The European Crested Tit is a bird in the tit family. They are usually seen singly or in pairs, often foraging on the ground and searching among leaves and bark of trees for food items such as insects, spiders, seeds and berries. They are agile birds with an acrobatic ability to move along tree branches; they will often hang upside down while feeding. The female builds a neat nest of mosses and lichens that can be found hanging from small twigs.

 This species of bird that has been observed in deciduous woodland and coniferous forests throughout central and northern Europe. It measures 10.5-12 cm long, with a weight of 10-14 g. This particular type of tit has dark gray upperparts and white belly.

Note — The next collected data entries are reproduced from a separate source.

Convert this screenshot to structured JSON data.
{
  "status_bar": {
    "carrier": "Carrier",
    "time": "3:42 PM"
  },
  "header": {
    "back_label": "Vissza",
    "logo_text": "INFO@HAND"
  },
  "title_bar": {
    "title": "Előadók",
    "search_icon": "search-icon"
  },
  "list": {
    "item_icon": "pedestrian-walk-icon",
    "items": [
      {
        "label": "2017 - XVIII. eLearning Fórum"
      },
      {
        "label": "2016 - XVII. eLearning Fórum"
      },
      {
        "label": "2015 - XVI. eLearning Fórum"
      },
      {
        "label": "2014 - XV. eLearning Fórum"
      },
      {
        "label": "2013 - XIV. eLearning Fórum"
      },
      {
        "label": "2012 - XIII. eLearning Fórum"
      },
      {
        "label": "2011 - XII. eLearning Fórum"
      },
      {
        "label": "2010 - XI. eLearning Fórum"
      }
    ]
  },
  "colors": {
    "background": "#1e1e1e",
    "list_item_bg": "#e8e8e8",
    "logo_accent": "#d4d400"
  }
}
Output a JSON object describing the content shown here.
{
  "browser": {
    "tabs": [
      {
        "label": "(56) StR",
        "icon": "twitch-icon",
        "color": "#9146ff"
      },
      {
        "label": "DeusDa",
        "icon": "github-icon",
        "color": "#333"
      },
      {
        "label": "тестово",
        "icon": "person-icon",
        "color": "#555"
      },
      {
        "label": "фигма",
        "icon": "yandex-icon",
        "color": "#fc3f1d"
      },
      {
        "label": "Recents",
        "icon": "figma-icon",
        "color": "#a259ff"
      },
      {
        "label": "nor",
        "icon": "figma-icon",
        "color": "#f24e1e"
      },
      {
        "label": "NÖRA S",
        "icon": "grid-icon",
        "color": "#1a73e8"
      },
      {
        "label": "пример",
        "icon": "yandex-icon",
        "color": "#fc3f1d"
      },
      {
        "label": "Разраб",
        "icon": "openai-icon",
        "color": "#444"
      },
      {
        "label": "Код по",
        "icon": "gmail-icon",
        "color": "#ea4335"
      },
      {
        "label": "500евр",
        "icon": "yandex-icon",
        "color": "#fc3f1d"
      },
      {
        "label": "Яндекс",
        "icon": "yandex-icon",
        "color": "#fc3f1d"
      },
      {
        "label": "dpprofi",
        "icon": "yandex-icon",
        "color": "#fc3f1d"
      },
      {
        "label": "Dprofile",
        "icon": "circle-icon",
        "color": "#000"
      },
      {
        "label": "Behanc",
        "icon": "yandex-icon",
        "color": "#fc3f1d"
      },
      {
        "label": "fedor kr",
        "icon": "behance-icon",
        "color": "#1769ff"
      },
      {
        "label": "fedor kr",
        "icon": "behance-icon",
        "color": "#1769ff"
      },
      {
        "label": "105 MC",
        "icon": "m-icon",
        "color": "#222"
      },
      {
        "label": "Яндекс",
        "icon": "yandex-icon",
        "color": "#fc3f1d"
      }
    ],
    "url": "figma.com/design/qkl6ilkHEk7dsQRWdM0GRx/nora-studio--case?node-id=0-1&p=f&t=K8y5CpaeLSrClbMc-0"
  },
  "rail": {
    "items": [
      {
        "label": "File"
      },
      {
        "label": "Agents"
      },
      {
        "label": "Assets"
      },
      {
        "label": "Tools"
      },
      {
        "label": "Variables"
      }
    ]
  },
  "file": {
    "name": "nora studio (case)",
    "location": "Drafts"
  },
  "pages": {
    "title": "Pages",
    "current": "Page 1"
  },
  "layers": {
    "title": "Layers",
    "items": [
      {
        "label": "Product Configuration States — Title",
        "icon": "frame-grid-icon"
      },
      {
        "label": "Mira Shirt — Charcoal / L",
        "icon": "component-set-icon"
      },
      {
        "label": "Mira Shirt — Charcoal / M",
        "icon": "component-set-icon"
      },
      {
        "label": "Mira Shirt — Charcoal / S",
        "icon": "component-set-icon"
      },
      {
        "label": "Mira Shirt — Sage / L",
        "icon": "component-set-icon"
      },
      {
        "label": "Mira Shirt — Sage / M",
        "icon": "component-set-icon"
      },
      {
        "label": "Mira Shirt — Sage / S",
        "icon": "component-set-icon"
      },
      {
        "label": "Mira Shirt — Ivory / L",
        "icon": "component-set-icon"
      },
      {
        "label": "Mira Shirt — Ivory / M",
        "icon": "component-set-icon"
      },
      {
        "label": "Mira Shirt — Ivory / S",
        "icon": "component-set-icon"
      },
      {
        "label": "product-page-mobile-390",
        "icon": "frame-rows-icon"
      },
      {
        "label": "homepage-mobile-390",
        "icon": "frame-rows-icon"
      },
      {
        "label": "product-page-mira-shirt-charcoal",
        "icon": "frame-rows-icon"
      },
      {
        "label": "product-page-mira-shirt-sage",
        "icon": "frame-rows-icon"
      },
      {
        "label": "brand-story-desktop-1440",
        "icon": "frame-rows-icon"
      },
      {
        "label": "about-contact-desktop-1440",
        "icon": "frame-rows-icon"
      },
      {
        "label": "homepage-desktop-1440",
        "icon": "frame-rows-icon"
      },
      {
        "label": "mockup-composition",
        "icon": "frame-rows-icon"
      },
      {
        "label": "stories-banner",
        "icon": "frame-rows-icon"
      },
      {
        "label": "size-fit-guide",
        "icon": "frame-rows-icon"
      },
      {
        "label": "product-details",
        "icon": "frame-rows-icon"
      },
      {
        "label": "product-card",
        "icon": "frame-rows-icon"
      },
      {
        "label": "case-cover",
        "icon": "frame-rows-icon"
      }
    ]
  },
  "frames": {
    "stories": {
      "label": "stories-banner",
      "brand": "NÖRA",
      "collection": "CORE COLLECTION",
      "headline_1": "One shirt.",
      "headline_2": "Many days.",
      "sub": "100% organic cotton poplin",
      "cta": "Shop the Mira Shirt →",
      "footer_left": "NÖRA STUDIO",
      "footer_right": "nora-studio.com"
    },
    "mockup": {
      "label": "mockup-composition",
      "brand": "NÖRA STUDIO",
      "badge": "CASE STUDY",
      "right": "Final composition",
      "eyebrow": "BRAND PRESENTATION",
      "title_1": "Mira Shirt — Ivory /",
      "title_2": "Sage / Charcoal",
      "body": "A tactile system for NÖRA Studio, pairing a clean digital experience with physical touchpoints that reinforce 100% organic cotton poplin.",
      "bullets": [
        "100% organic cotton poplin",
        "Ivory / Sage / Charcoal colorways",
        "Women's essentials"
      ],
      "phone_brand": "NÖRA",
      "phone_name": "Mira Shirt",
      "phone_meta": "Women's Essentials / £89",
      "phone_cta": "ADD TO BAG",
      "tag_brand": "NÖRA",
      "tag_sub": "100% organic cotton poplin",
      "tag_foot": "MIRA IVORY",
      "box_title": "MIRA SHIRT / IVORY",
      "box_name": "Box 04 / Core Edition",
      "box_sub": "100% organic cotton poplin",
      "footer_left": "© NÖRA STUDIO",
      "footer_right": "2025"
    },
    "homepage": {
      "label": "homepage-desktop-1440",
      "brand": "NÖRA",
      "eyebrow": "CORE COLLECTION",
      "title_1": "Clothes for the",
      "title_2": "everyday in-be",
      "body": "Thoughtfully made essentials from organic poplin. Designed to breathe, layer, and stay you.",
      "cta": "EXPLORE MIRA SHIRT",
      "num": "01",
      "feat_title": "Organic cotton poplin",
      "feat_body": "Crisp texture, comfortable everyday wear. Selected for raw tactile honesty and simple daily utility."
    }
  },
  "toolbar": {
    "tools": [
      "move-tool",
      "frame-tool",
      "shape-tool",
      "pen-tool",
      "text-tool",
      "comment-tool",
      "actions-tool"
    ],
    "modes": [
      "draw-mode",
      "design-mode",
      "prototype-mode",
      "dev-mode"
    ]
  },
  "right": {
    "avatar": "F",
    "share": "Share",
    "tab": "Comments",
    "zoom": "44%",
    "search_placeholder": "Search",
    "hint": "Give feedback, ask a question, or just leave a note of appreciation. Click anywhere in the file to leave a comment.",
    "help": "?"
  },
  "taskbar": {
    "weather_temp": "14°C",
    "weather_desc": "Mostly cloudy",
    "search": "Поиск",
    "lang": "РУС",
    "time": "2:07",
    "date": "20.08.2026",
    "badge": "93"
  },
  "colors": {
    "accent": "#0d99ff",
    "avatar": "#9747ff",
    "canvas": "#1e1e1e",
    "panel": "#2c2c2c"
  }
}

It has a black-and-white crest that is typically raised during territorial disputes or when it senses danger.  It nests on the ground or in low shrubs close to trees or bushes; its nest is made from moss, leaves, lichen and other vegetation found on the forest floor.

Sagebrush Sparrow

Sagebrush Sparrows are the cutest bird in North America. It is about 4.7-5.9 inches long and weighs 0.5-0.8 ounces, making it one of the smallest birds in North America (excluding hummingbirds). Sagebrush Sparrows are very light brown on top with a gray head, and white underparts. It also has a dark crest in the middle of the breast.

The Sagebrush Sparrow is found throughout North America and breeds from Alaska to Arizona. This bird lives on dry land in areas such as grasslands, prairies, sagebrush fields or shrublands or deserts from Oregon to Mexico and from Utah to Colorado, New Mexico, Arizona, Nevada and California where they can be found nesting on the ground or on low bushes.

Their diet consists of insects, spiders, beetles, grasshoppers, seeds, some fruits, and plant parts.

Black-capped Chickadee

Black-capped Chickadee
Image by daledbet from Pixabay

The black-capped chickadee is a small North American bird that is , nonmigratory, and lives in coniferous forests. It has a gray body with white underparts with rusty brown on the flanks. The black cap overlaps the eyes like a mask and also has a black bib; this feature distinguishes it from other birds of similar size. The Black-capped Chickadee’s size ranges from length of 12–16 cm (4.7–6.0 in), and a weight of 9–15 g (0.32–0.50 oz). 

A sighting of this bird should not be taken lightly, as they are quite rare to see during winter months.  Black-capped Chickadees are social birds who live in flocks year round but gather together into larger winter roosts.  They eat insects such as caterpillars during the summer months and seeds and berries throughout the winter. In some regions of their range they can be quite common, but elsewhere they may only be seen near forest edges or clearings where food is more plentiful.

Black-capped Chickadees live year round in most of Canada south to Virginia; east to Michigan and north central Minnesota; west through Washington Although most people will never see one in their lifetime, they are not rare – they live in backyards all over the country! 

Willow Flycatcher

The Willow Flycatcher is one of the most beautiful birds in North America. It has olive-gray upper parts, wings and tail, white underparts, a white eye ring, white wing bars and a small bill. It breeds in deciduous thickets or willows near water all over the United States and Southern regions of Canada.​​​​​​​ 

Tiny Willow Flycatchers are tough to spot in a tree. They are just 130–150 mm (5.2–6 in) in length, and a weight of 13.5 g (0.48 oz). Their diet consists of insects, and common hover flies like aphids and mosquitoes, crane flies or horseflies, can be found at the top of their diet list! ​​​​​​​

Although these creatures may not seem like much when seen next to other birds, they are fierce competitors for resources because they will chase off larger birds from their territory​​​​​​​.